If the number of integers in the sum is odd, we can write the sum in the form
$$(x - k) + \cdots + (x - 2) + (x - 1) + x + (x + 1) + (x + 2) + \cdots + (x + k) = 63$$
where $x$ is the average value of the summands.

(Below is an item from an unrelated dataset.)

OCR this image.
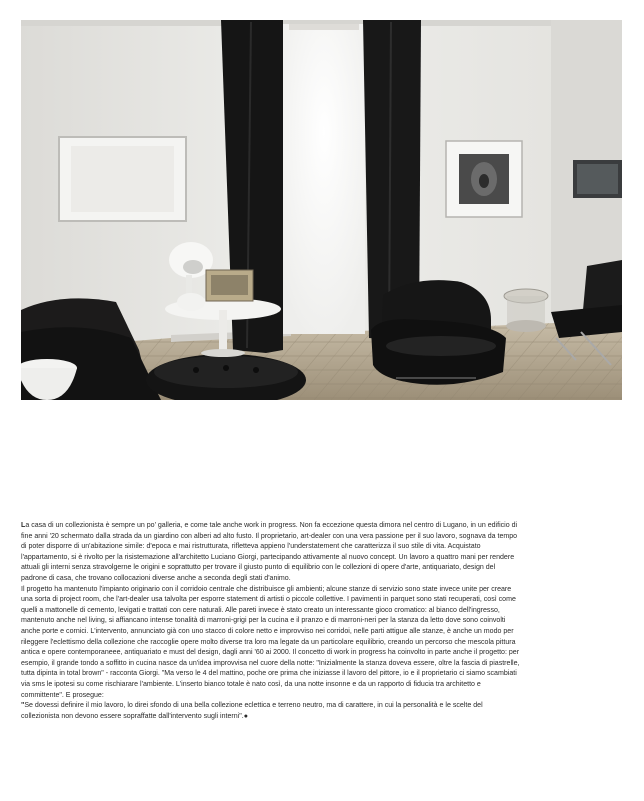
La casa di un collezionista è sempre un po' galleria, e come tale anche work in progress. Non fa eccezione questa dimora nel centro di Lugano, in un edificio di fine anni '20 schermato dalla strada da un giardino con alberi ad alto fusto. Il proprietario, art-dealer con una vera passione per il suo lavoro, sognava da tempo di poter disporre di un'abitazione simile: d'epoca e mai ristrutturata, riflettevа appieno l'understatement che caratterizza il suo stile di vita. Acquistato l'appartamento, si è rivolto per la risistemazione all'architetto Luciano Giorgi, partecipando attivamente al nuovo concept. Un lavoro a quattro mani per rendere attuali gli interni senza stravolgerne le origini e soprattutto per trovare il giusto punto di equilibrio con le collezioni di opere d'arte, antiquariato, design del padrone di casa, che trovano collocazioni diverse anche a seconda degli stati d'animo.

Il progetto ha mantenuto l'impianto originario con il corridoio centrale che distribuisce gli ambienti; alcune stanze di servizio sono state invece unite per creare una sorta di project room, che l'art-dealer usa talvolta per esporre statement di artisti o piccole collettive. I pavimenti in parquet sono stati recuperati, così come quelli a mattonelle di cemento, levigati e trattati con cere naturali. Alle pareti invece è stato creato un interessante gioco cromatico: al bianco dell'ingresso, mantenuto anche nel living, si affiancano intense tonalità di marroni-grigi per la cucina e il pranzo e di marroni-neri per la stanza da letto dove sono coinvolti anche porte e cornici. L'intervento, annunciato già con uno stacco di colore netto e improvviso nei corridoi, nelle parti attigue alle stanze, è anche un modo per rileggere l'eclettismo della collezione che raccoglie opere molto diverse tra loro ma legate da un particolare equilibrio, creando un percorso che mescola pittura antica e opere contemporaneee, antiquariato e must del design, dagli anni '60 ai 2000. Il concetto di work in progress ha coinvolto in parte anche il progetto: per esempio, il grande tondo a soffitto in cucina nasce da un'idea improvvisa nel cuore della notte: "Inizialmente la stanza doveva essere, oltre la fascia di piastrelle, tutta dipinta in total brown" - racconta Giorgi. "Ma verso le 4 del mattino, poche ore prima che iniziasse il lavoro del pittore, io e il proprietario ci siamo scambiati via sms le ipotesi su come rischiarare l'ambiente. L'inserto bianco totale è nato così, da una notte insonne e da un rapporto di fiducia tra architetto e committente". E prosegue:

"Se dovessi definire il mio lavoro, lo direi sfondo di una bella collezione eclettica e terreno neutro, ma di carattere, in cui la personalità e le scelte del collezionista non devono essere sopraffatte dall'intervento sugli interni".●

The above expression simplifies to
$$(2k + 1)x = 63$$
Thus,
$$x = \frac{63}{2k + 1}$$
where $2k + 1$ is a positive integer factor of $63$. If $2k + 1 = 1$, $x = 63$. Thus, $2k + 1 = 3, 7, 9, 21, 63 \implies k = 1, 3, 4, 10, 31$, giving five possible values for $x$, namely $x = 21, 9, 7, 3, 1$. The corresponding sequences are
$x = 21, k = 1$: $(20, 21, 22)$
$x = 9, k = 3$: $(6, 7, 8, 9, 10, 11, 12)$
$x = 7, k = 4$: $(3, 4, 5, 6, 7, 8, 9, 10, 11)$
$x = 3, k = 10$: $(-7, -6, -5, -4, -3, -2, -1, 0, 1, 2, 3, 4, 5, 6, 7, 8, 9, 10, 11, 12, 13)$
$x = 1, k = 31$: $(-30, -29, -28, \ldots, -2, -1, 0, 1, 2, 3, \ldots, 30, 31, 32)$
If the number of integers in the sum is even, we can write the sum in the form
$$(x - k) + \cdots + (x - 2) + (x - 1) + x + (x + 1) + (x + 2) + \cdots + (x + k) + (x + k + 1) = 63$$
The above expression simplifies to
$$(2k + 2)x + k + 1 = 63$$
so
\begin{align*}
(2k + 2)x + (k + 1) & = 63\\
(k + 1)(2x + 1) & = 63\\
2x + 1 & = \frac{63}{k + 1}
\end{align*}
where $k + 1$ is a positive integer factor of $63$. Thus, $k + 1 = 1, 3, 7, 9, 21, 63 \implies k = 0, 2, 6, 8, 20, 62$, giving six possible values of $x$, namely $31, 10, 4, 3, 1, 0$. However, if $k = 62$ and $x = 0$, $x + k + 1 = 63$. Thus, $x = 31, 10, 4, 3, 1$. The corresponding sequences are
$x = 31, k = 0$: $(31, 32)$
$x = 10, k = 2$: $(8, 9, 10, 11, 12, 13)$
$x = 4, k = 6$: $(-2, -1, 0, 1, 2, 3, 4, 5, 6, 7, 8, 9, 10, 11)$
$x = 3, k = 8$: $(-5, -4, -3, -2, -1, 0, 1, 2, 3, 4, 5, 6, 7, 8, 9, 10, 11, 12)$
$x = 1, k = 20$: $(-19, -18, -17, \ldots, -2, -1, 0, 1, 2, 3,
\ldots, 19, 20, 21, 22)$
My thanks to @Unit for pointing out an error in my initial calculation for an even number of summands.